E ancora scrive Avivah Wittenberg-Cox: “In generale l’empatia e la cura che hanno comunicato tutte queste leader femminili sembrano provenire da un universo alternativo rispetto a quello a cui ci siamo abituati. È come se le loro braccia uscissero dai loro video per tenerti stretto in un abbraccio sentito e amorevole. Ora, confrontiamo queste leader e queste storie con gli uomini forti che usano la crisi per accelerare forme di autoritarismo, incolpare “altri”, rafforzare il potere giudiziario, demonizzare i giornalisti: Trump, Bolsonaro, Obrador, Modi, Duterte, Orban, Putin, Netanyahu. Anni di ricerche suggeriscono timidamente che gli stili di leadership delle donne potrebbero essere diversi e utili. Invece, troppe organizzazioni e società politiche stanno ancora lavorando per convincere le donne a comportarsi come uomini se vogliono guidare una qualsiasi di queste organizzazioni o raggiungere il successo”.
Ma non solo.
Tra le ipotesi ventilate per la ripresa (e spiace l’abbia proposta una donna), c’è quella che vorrebbe le donne (in quanto – pare – meno soggette ad ammalarsi di coronavirus) iniziare a uscire e lavorare per prime. La soluzione è inquietante e ricorda scenari distopici di cui la letteratura ci ha già narrato. Per quale motivo le donne dovrebbero mettersi a rischio per sostenere un sistema che non corrisponde loro?

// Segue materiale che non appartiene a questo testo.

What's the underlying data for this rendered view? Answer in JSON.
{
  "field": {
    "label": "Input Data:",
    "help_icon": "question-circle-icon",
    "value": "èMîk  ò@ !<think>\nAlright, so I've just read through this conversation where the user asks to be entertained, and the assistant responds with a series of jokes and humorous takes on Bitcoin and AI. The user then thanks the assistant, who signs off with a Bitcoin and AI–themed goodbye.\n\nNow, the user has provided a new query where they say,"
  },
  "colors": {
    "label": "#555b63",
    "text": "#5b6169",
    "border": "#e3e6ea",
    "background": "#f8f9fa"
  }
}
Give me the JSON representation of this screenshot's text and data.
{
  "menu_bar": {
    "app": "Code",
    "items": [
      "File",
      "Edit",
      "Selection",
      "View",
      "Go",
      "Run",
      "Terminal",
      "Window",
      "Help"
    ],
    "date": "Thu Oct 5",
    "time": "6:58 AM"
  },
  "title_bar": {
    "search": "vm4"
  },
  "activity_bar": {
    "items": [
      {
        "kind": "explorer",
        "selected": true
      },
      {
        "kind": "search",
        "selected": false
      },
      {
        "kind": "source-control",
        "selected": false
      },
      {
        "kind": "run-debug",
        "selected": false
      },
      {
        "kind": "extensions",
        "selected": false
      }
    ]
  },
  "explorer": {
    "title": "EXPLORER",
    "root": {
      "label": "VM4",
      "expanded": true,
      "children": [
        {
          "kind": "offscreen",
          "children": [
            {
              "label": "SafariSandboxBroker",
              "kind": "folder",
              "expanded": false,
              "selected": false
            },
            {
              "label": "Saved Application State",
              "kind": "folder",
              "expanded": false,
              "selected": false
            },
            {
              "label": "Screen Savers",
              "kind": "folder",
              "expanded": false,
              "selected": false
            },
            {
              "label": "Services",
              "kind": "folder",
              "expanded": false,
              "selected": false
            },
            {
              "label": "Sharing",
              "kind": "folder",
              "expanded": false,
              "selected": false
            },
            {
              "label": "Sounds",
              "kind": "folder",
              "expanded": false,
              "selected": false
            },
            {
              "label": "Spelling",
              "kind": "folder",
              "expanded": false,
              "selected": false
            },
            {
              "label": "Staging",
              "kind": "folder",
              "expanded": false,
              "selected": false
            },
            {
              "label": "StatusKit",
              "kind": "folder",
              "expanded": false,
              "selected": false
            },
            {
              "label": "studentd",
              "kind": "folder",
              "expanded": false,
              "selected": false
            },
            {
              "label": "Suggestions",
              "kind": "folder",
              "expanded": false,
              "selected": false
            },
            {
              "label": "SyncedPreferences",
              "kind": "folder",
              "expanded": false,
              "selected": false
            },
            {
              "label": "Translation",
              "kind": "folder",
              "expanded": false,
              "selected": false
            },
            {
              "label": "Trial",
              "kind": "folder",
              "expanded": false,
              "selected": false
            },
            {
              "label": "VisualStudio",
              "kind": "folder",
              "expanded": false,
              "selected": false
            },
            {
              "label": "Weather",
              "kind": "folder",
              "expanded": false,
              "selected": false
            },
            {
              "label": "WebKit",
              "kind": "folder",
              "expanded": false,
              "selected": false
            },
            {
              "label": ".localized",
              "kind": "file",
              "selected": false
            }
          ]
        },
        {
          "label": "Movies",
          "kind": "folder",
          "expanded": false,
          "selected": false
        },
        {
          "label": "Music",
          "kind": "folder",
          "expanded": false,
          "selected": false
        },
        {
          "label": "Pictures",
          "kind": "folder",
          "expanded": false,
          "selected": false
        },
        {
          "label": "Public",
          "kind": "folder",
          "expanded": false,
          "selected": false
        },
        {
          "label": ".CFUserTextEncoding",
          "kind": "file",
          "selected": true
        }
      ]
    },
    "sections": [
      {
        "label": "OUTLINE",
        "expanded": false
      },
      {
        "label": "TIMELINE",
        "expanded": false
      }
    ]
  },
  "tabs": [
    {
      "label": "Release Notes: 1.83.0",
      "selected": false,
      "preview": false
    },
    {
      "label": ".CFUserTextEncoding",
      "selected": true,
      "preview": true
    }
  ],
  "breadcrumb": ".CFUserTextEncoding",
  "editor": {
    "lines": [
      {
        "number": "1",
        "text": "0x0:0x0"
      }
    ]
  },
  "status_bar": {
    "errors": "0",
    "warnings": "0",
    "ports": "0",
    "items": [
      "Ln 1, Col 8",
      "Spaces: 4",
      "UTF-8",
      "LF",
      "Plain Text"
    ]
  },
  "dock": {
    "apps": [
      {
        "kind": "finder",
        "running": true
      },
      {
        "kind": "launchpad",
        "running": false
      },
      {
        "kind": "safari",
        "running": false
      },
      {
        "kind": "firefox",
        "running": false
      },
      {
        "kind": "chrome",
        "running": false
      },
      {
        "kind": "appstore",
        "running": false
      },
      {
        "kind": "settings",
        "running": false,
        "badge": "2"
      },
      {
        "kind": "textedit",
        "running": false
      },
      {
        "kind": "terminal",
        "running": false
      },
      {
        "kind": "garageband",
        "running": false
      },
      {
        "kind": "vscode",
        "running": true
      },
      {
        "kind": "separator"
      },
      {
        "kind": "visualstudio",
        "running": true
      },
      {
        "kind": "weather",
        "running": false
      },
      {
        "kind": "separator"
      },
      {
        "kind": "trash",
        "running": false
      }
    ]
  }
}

Esistenze di impegno e lavoro a sostegno del pensiero della differenza per proporre nuovi immaginari, nuove prospettive di vita e condivisione che adesso dovrebbero immolarsi per salvare proprio quel tipo di mondo che hanno sempre voluto cambiare? Il discorso stride.
Luisa Muraro a proposito di un altro appello rivolto alle donne in passato, scrisse parole che restano attuali e appropriate anche in questo caso: “Ricorrere alle donne è un espediente di vecchio stampo, quando alle donne si assegnava un ruolo convenzionale, ora per la pace, ora per l’infanzia… Meglio questi ruoli, comunque, che quello che ci assegna questo appello, di truppe ausiliarie di una politica inefficace”.
Il Concorso Lingua Madre in questi giorni ha diffuso gli esiti della XV edizione con i nomi delle vincitrici: donne straniere, migranti in Italia e donne italiane che vogliono raccontare l’incontro con l’Altra.
L’attività, infatti, continua nonostante l’emergenza sanitaria. Proprio in considerazione del momento di grande difficoltà che stiamo attraversando, ci teniamo a dare un segno di fiducia e speranza (altre caratteristiche distintive di chi è nata femmina) alle tante donne – straniere e italiane – che hanno partecipato e che continuano a seguire la quotidiana attività del progetto.
Le autrici del Concorso Lingua Madre attraverso le parole e le immagini, tracciano nuovi immaginari di strutture relazionali impostate sulla mitezza, la riconoscenza, la misericordia.
Le donne suggeriscono modi e forme di ripensamento del vivere associato, per decostruirne i principi di esclusione, di guerra, di violenza, per fondare nuove cittadinanze, per affrontare equamente la già citata questione delle risorse, del rispetto della natura, dell’alimentazione, di un cibo sano e giusto.
Diffondere il loro pensiero è necessario e urgente ed è il senso politico del lavoro svolto dal progetto da quindici anni.